I've been asked to make some fillet knives for Pro salt water fisherman. I normally use 440C for all my knives and was going to use it for this project as well. but I was wondering if anyone had a better/different suggestion? Most likely going be 8"ish in length and .040"ish thick. I just found the pole option! Let's try a pole.
I would definitely go with aebl for its superior toughness. 440C has pretty bad toughness, so I'd be a little scared to have it for a task requiring flexing. Also, make sure you do cryo to raise the yield stress. I've done for fillet knives 1980F austenitize temp > cryo > temper 2x 2hr 350F This should get you around 62hrc with still quite high toughness. Aebl however has worse edge retention than 440C.
Thanks for the help, AEB-L it is.
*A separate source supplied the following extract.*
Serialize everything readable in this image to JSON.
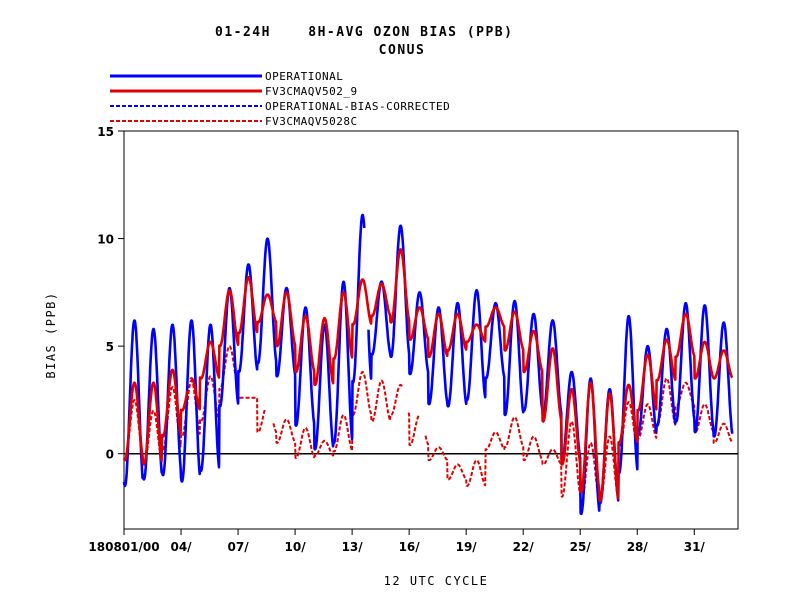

I only have a house hold frezzer for my cold treatments, but from reading the Knife Engineering book something is better than nothing. Again thank you for the help.
Np! Freezer definitely gives it a noticeable bump if you do it immediately after the quench. The longer you wait the less effective it becomes.
You can get dry ice from a local welding store. Bring a cooler and save a couple bucks for the bag. Dry ice is more than enough for AEBL. Another option is H1. I don't think the edge retention is nearly as good as AEBL but it's supposed to be nearly impervious to rusting. depends what is more important. AEBL will rust in salt water.